Primero, que un cuento es una fotografía de un momento en la cual lo más interesante es lo que sucede alrededor y no vemos. Parecido a lo que decía Hemingway sobre el iceberg: la historia que mostramos es sólo el diez por ciento, debajo de la superficie está todo lo que soporta a esa historia.
Segundo, que una novela es un match de box que se gana por puntos: uno va llevando al lector por el ring, sumando puntos a través de la técnica, golpe a golpe, hasta que cuando toca el final el autor ha ganado por la fuerza arrolladora de la historia. Lo oponía al cuento, que se gana por knock out con un golpe certero.
Álbum de familia, de Renate Dorrestein, tiene lo mejor de los cuentos y lo mejor de las novelas.
Nacida en Holanda, periodista de oficio, Dorrestein elige la metáfora de la fotografía para contar un drama que tiene todos los elementos de un momento terrible y de una historia de horrores.

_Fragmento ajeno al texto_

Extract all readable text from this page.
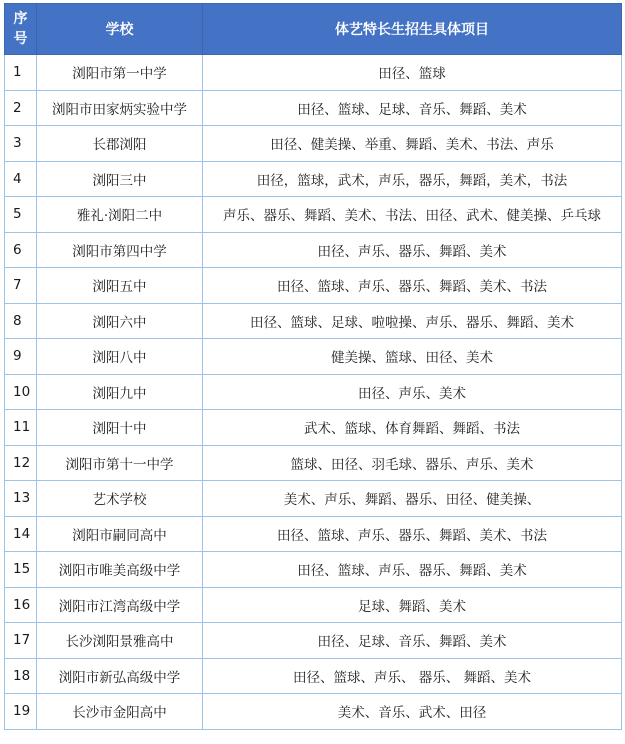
序
号	学校	体艺特长生招生具体项目
1	浏阳市第一中学	田径、篮球
2	浏阳市田家炳实验中学	田径、篮球、足球、音乐、舞蹈、美术
3	长郡浏阳	田径、健美操、举重、舞蹈、美术、书法、声乐
4	浏阳三中	田径，篮球，武术，声乐，器乐，舞蹈，美术，书法
5	雅礼·浏阳二中	声乐、器乐、舞蹈、美术、书法、田径、武术、健美操、乒乓球
6	浏阳市第四中学	田径、声乐、器乐、舞蹈、美术
7	浏阳五中	田径、篮球、声乐、器乐、舞蹈、美术、书法
8	浏阳六中	田径、篮球、足球、啦啦操、声乐、器乐、舞蹈、美术
9	浏阳八中	健美操、篮球、田径、美术
10	浏阳九中	田径、声乐、美术
11	浏阳十中	武术、篮球、体育舞蹈、舞蹈、书法
12	浏阳市第十一中学	篮球、田径、羽毛球、器乐、声乐、美术
13	艺术学校	美术、声乐、舞蹈、器乐、田径、健美操、
14	浏阳市嗣同高中	田径、篮球、声乐、器乐、舞蹈、美术、书法
15	浏阳市唯美高级中学	田径、篮球、声乐、器乐、舞蹈、美术
16	浏阳市江湾高级中学	足球、舞蹈、美术
17	长沙浏阳景雅高中	田径、足球、音乐、舞蹈、美术
18	浏阳市新弘高级中学	田径、篮球、声乐、 器乐、 舞蹈、美术
19	长沙市金阳高中	美术、音乐、武术、田径
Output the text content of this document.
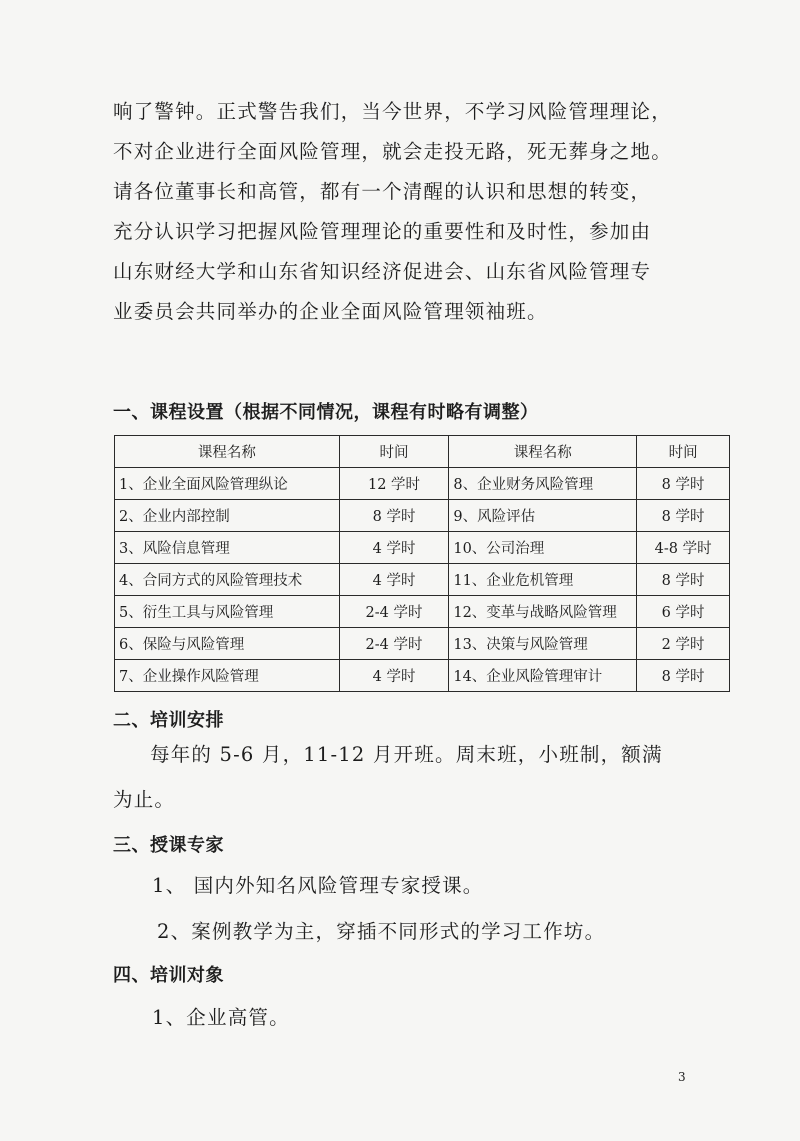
响了警钟。正式警告我们，当今世界，不学习风险管理理论，
不对企业进行全面风险管理，就会走投无路，死无葬身之地。
请各位董事长和高管，都有一个清醒的认识和思想的转变，
充分认识学习把握风险管理理论的重要性和及时性，参加由
山东财经大学和山东省知识经济促进会、山东省风险管理专
业委员会共同举办的企业全面风险管理领袖班。
一、课程设置（根据不同情况，课程有时略有调整）
课程名称	时间	课程名称	时间
1、企业全面风险管理纵论	12 学时	8、企业财务风险管理	8 学时
2、企业内部控制	8 学时	9、风险评估	8 学时
3、风险信息管理	4 学时	10、公司治理	4-8 学时
4、合同方式的风险管理技术	4 学时	11、企业危机管理	8 学时
5、衍生工具与风险管理	2-4 学时	12、变革与战略风险管理	6 学时
6、保险与风险管理	2-4 学时	13、决策与风险管理	2 学时
7、企业操作风险管理	4 学时	14、企业风险管理审计	8 学时
二、培训安排
每年的 5-6 月，11-12 月开班。周末班，小班制，额满
为止。
三、授课专家
1、 国内外知名风险管理专家授课。
2、案例教学为主，穿插不同形式的学习工作坊。
四、培训对象
1、企业高管。
3
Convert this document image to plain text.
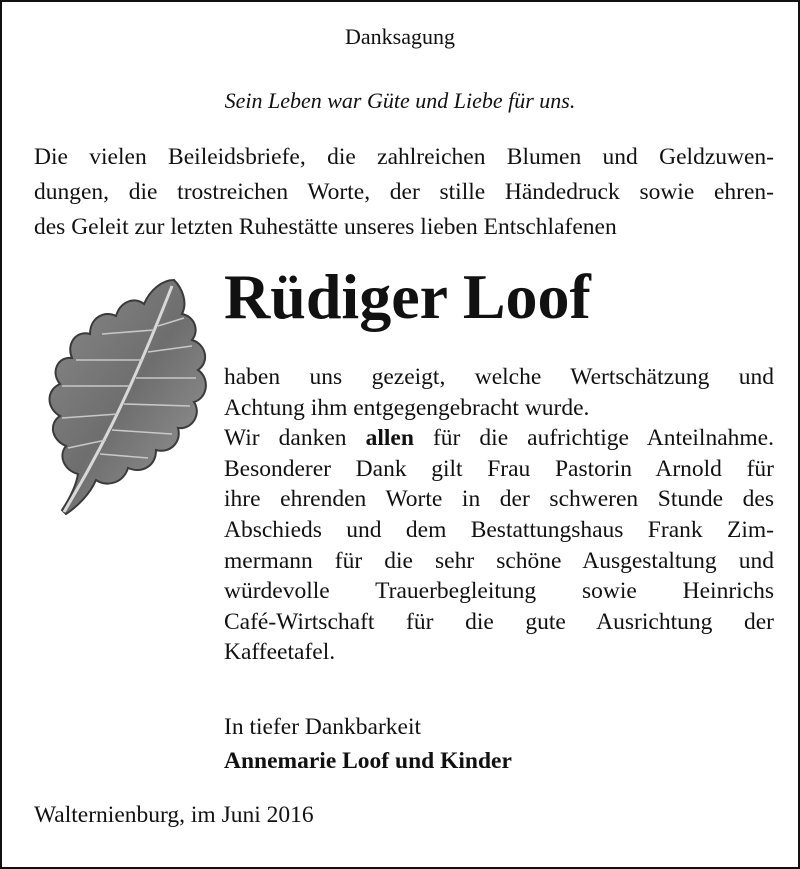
Danksagung
Sein Leben war Güte und Liebe für uns.
Die vielen Beileidsbriefe, die zahlreichen Blumen und Geldzuwen-
dungen, die trostreichen Worte, der stille Händedruck sowie ehren-
des Geleit zur letzten Ruhestätte unseres lieben Entschlafenen
Rüdiger Loof
haben uns gezeigt, welche Wertschätzung und
Achtung ihm entgegengebracht wurde.
Wir danken allen für die aufrichtige Anteilnahme.
Besonderer Dank gilt Frau Pastorin Arnold für
ihre ehrenden Worte in der schweren Stunde des
Abschieds und dem Bestattungshaus Frank Zim-
mermann für die sehr schöne Ausgestaltung und
würdevolle Trauerbegleitung sowie Heinrichs
Café-Wirtschaft für die gute Ausrichtung der
Kaffeetafel.
In tiefer Dankbarkeit
Annemarie Loof und Kinder
Walternienburg, im Juni 2016
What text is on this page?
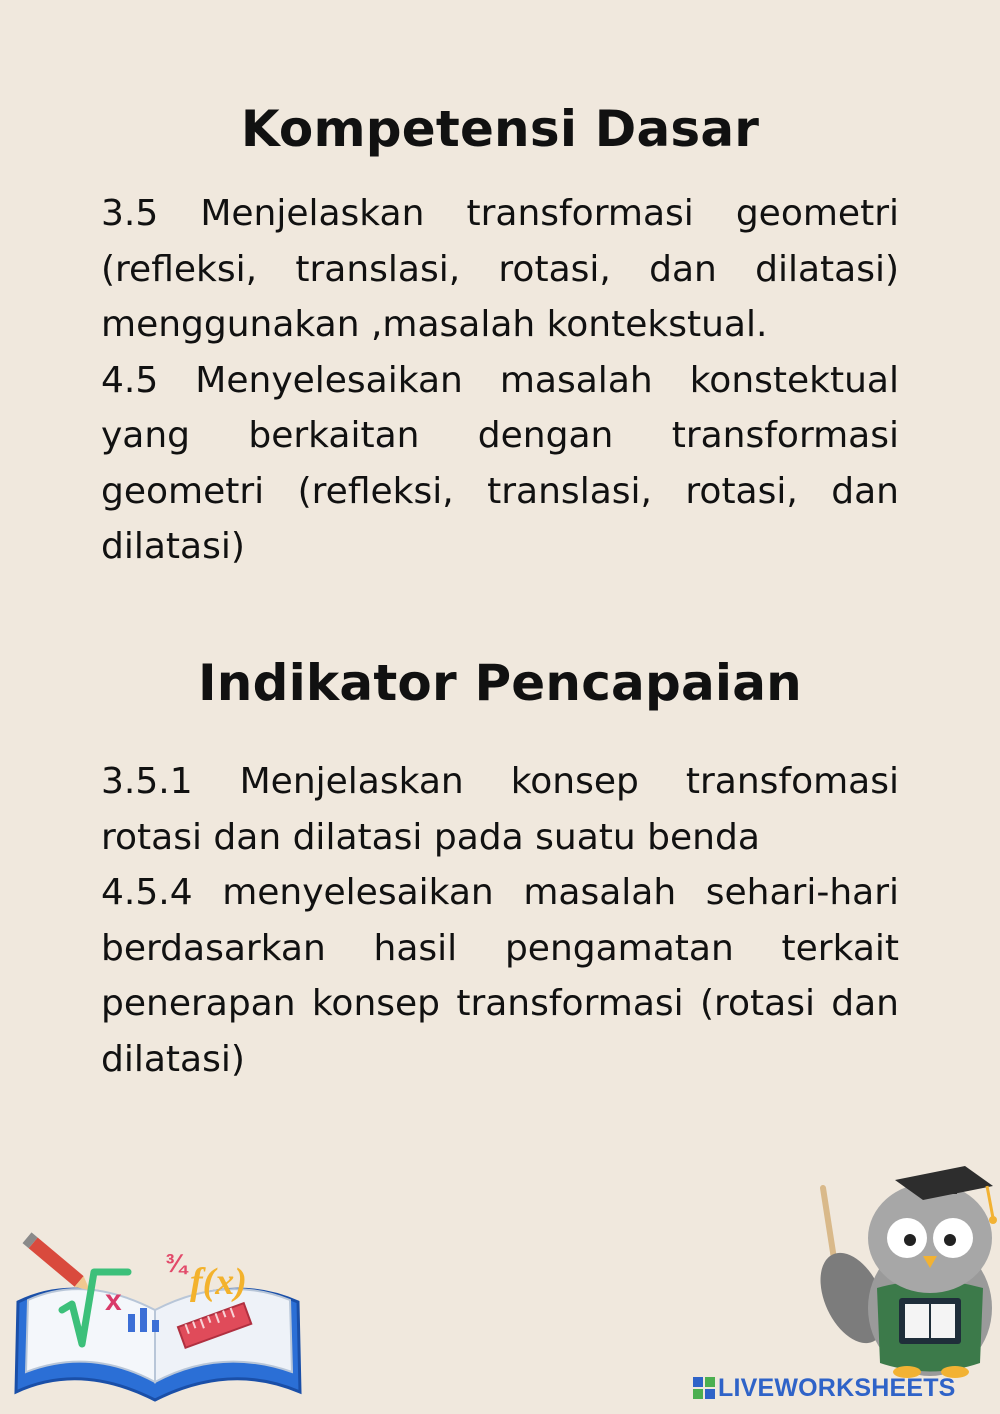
Kompetensi Dasar

3.5 Menjelaskan transformasi geometri (refleksi, translasi, rotasi, dan dilatasi) menggunakan ,masalah kontekstual.

4.5 Menyelesaikan masalah konstektual yang berkaitan dengan transformasi geometri (refleksi, translasi, rotasi, dan dilatasi)

Indikator Pencapaian

3.5.1 Menjelaskan konsep transfomasi rotasi dan dilatasi pada suatu benda

4.5.4 menyelesaikan masalah sehari-hari berdasarkan hasil pengamatan terkait penerapan konsep transformasi (rotasi dan dilatasi)

x
¾ f(x)
LIVEWORKSHEETS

Ellen llevó una vida que los editores bienpensantes del libro en su edición castellana tildan de promiscua. Una mujer de treinta y pico que quedó embarazada y no sabe quién es el padre. Pero la novela nos da otra pauta que nos permite pensar en algo más complejo que la simple promiscuidad: Ellen ha ido escapando a la idea de familia a lo largo de toda su vida y ha usado su sexualidad como una forma de negar cualquier compromiso con una vida aceptable socialmente de casa, esposo, niños, perro, jardín. Ellen ha escapado toda su vida de una familia tal como era la suya propia. Familia de Ámsterdam, acomodada, numerosa, a todas vistas feliz. Y con perro y jardín.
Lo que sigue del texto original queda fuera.